This is my first try at using pyparsing, and I am having a hard time setting it up. I want to use pyparsing to parse lexc files. The lexc format is used to declare a lexicon that is compiled into finite-state transducers.
Special characters:
: divides 'upper' and 'lower' sides of a 'data' declaration
; terminates entry
# reserved LEXICON name. end-of-word or final state
' ' (space) universal delimiter
! introduces comment to the end of the line
< introduces xfst-style regex
> closes xfst-style regex
% escape character: %: %; %# % %! %< %> %%
There are multiple levels to parse.
Universally, anything from unescaped ! to a newline is a comment. This could be handled separately at each level.
At the document level, there are three different sections:
Multichar_Symbols Optional one-time declaration
LEXICON Usually many of these
END Anything after this is ignored
At the Multichar_Symbols level, anything separated by whitespace is a declaration. This section ends at the first declaration of a LEXICON.
Multichar_Symbols the+first-one thesecond_one
third_one ! comment that this one is special
+Pl ! plural
At the LEXICON level, the LEXICON's name is declared as:
LEXICON the_name ! whitespace delimited
After the name declaration, a LEXICON is composed of entries: data continuation ;. The semicolon delimits entries. data is optional.
At the data level, there are three possible forms:
upper:lower,simple(which is exploded toupperandlowerassimple:simple,<xfst-style regex>.
Examples:
! # is a reserved continuation that means "end of word".
dog+Pl:dogs # ; ! upper:lower continuation ;
cat # ; ! automatically exploded to "cat:cat # ;" by interpreter
Num ; ! no data, only a continuation to LEXICON named "Num"
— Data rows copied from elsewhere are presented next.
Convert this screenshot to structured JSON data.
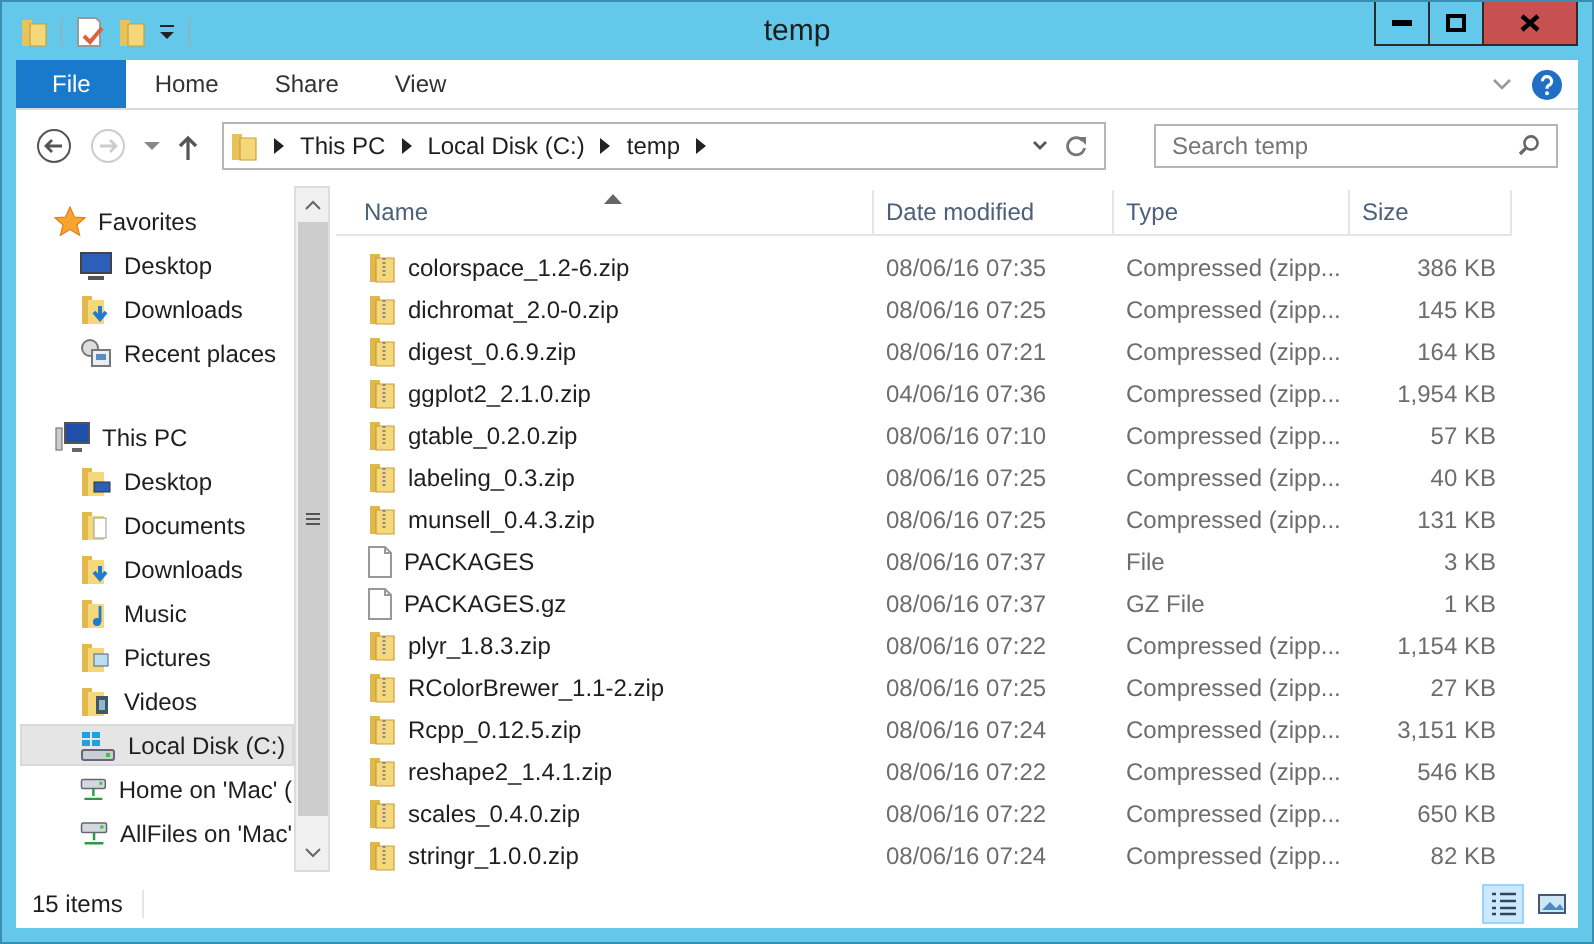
{
  "window": {
    "title": "temp"
  },
  "ribbon_tabs": [
    {
      "label": "File",
      "selected": true
    },
    {
      "label": "Home",
      "selected": false
    },
    {
      "label": "Share",
      "selected": false
    },
    {
      "label": "View",
      "selected": false
    }
  ],
  "address": {
    "segments": [
      "This PC",
      "Local Disk (C:)",
      "temp"
    ]
  },
  "search": {
    "placeholder": "Search temp"
  },
  "sidebar": {
    "groups": [
      {
        "label": "Favorites",
        "kind": "star",
        "children": [
          {
            "label": "Desktop",
            "kind": "monitor",
            "selected": false
          },
          {
            "label": "Downloads",
            "kind": "downloads",
            "selected": false
          },
          {
            "label": "Recent places",
            "kind": "recent",
            "selected": false
          }
        ]
      },
      {
        "label": "This PC",
        "kind": "pc",
        "children": [
          {
            "label": "Desktop",
            "kind": "folder-desktop",
            "selected": false
          },
          {
            "label": "Documents",
            "kind": "folder-docs",
            "selected": false
          },
          {
            "label": "Downloads",
            "kind": "downloads",
            "selected": false
          },
          {
            "label": "Music",
            "kind": "folder-music",
            "selected": false
          },
          {
            "label": "Pictures",
            "kind": "folder-pictures",
            "selected": false
          },
          {
            "label": "Videos",
            "kind": "folder-videos",
            "selected": false
          },
          {
            "label": "Local Disk (C:)",
            "kind": "drive",
            "selected": true
          },
          {
            "label": "Home on 'Mac' (",
            "kind": "network",
            "selected": false
          },
          {
            "label": "AllFiles on 'Mac'",
            "kind": "network",
            "selected": false
          }
        ]
      }
    ]
  },
  "table": {
    "columns": [
      "Name",
      "Date modified",
      "Type",
      "Size"
    ],
    "rows": [
      {
        "kind": "zip",
        "name": "colorspace_1.2-6.zip",
        "date": "08/06/16 07:35",
        "type": "Compressed (zipp...",
        "size": "386 KB"
      },
      {
        "kind": "zip",
        "name": "dichromat_2.0-0.zip",
        "date": "08/06/16 07:25",
        "type": "Compressed (zipp...",
        "size": "145 KB"
      },
      {
        "kind": "zip",
        "name": "digest_0.6.9.zip",
        "date": "08/06/16 07:21",
        "type": "Compressed (zipp...",
        "size": "164 KB"
      },
      {
        "kind": "zip",
        "name": "ggplot2_2.1.0.zip",
        "date": "04/06/16 07:36",
        "type": "Compressed (zipp...",
        "size": "1,954 KB"
      },
      {
        "kind": "zip",
        "name": "gtable_0.2.0.zip",
        "date": "08/06/16 07:10",
        "type": "Compressed (zipp...",
        "size": "57 KB"
      },
      {
        "kind": "zip",
        "name": "labeling_0.3.zip",
        "date": "08/06/16 07:25",
        "type": "Compressed (zipp...",
        "size": "40 KB"
      },
      {
        "kind": "zip",
        "name": "munsell_0.4.3.zip",
        "date": "08/06/16 07:25",
        "type": "Compressed (zipp...",
        "size": "131 KB"
      },
      {
        "kind": "file",
        "name": "PACKAGES",
        "date": "08/06/16 07:37",
        "type": "File",
        "size": "3 KB"
      },
      {
        "kind": "file",
        "name": "PACKAGES.gz",
        "date": "08/06/16 07:37",
        "type": "GZ File",
        "size": "1 KB"
      },
      {
        "kind": "zip",
        "name": "plyr_1.8.3.zip",
        "date": "08/06/16 07:22",
        "type": "Compressed (zipp...",
        "size": "1,154 KB"
      },
      {
        "kind": "zip",
        "name": "RColorBrewer_1.1-2.zip",
        "date": "08/06/16 07:25",
        "type": "Compressed (zipp...",
        "size": "27 KB"
      },
      {
        "kind": "zip",
        "name": "Rcpp_0.12.5.zip",
        "date": "08/06/16 07:24",
        "type": "Compressed (zipp...",
        "size": "3,151 KB"
      },
      {
        "kind": "zip",
        "name": "reshape2_1.4.1.zip",
        "date": "08/06/16 07:22",
        "type": "Compressed (zipp...",
        "size": "546 KB"
      },
      {
        "kind": "zip",
        "name": "scales_0.4.0.zip",
        "date": "08/06/16 07:22",
        "type": "Compressed (zipp...",
        "size": "650 KB"
      },
      {
        "kind": "zip",
        "name": "stringr_1.0.0.zip",
        "date": "08/06/16 07:24",
        "type": "Compressed (zipp...",
        "size": "82 KB"
      }
    ]
  },
  "status_bar": {
    "count": "15 items"
  }
}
<[1|2|3]+> # ; ! xfst-style regex enclosed in <>
Everything after END is ignored
A complete lexc file might look like this:
! Comments begin with !
! Multichar_Symbols (separated by whitespace, terminated by first declared LEXICON)
Multichar_Symbols +A +N +V ! +A is adjectives, +N is nouns, +V is verbs
+Adv ! This one is for adverbs
+Punc ! punctuation
! +Cmpar ! This is broken for now, so I commented it out.
! The bulk of lexc is made of up LEXICONs, which contain entries that point to
! other LEXICONs. "Root" is a reserved lexicon name, and the start state.
! "#" is also a reserved lexicon name, and the end state.
LEXICON Root ! Root is a reserved lexicon name, if it is not declared, then the first LEXICON is assumed to be the root
big Adj ; ! This
bigly Adv ; ! Not sure if this is a real word...
dog Noun ;
cat Noun ;
crow Noun ;
crow Verb ;
Num ; ! This continuation class generates numbers using xfst-style regex
! NB all the following are reserved characters
sour% cream Noun ; ! escaped space
%: Punctuation ; ! escaped :
%; Punctuation ; ! escaped ;
%# Punctuation ; ! escaped #
%! Punctuation ; ! escaped !
%% Punctuation ; ! escaped %
%< Punctuation ; ! escaped <
%> Punctuation ; ! escaped >
%:%:%::%: # ; ! Should map ::: to :
LEXICON Adj
+A: # ; ! # is a reserved lexicon name which means end-of-word (final state).
! +Cmpar:er # ; ! Broken, so I commented it out.
LEXICON Adv
+Adv: # ;
LEXICON Noun
+N+Sg: # ;
+N+Pl:s # ;
LEXICON Num
<[0|1|2|3|4|5|6|7|8|9]> Num ; ! This is an xfst regular expression and a cyclic continuation
# ; ! After the first cycle, this makes sense, but as it is, this is bad.
LEXICON Verb
+V+Inf: # ;
+V+Pres:s # ;
LEXICON Punctuation
+Punc: # ;
END
This text is ignored because it is after END
So there are multiple different levels at which to parse. What is the best way to set this up in pyparsing? Are there any examples of this kind of hierarchical language that I could follow as a model?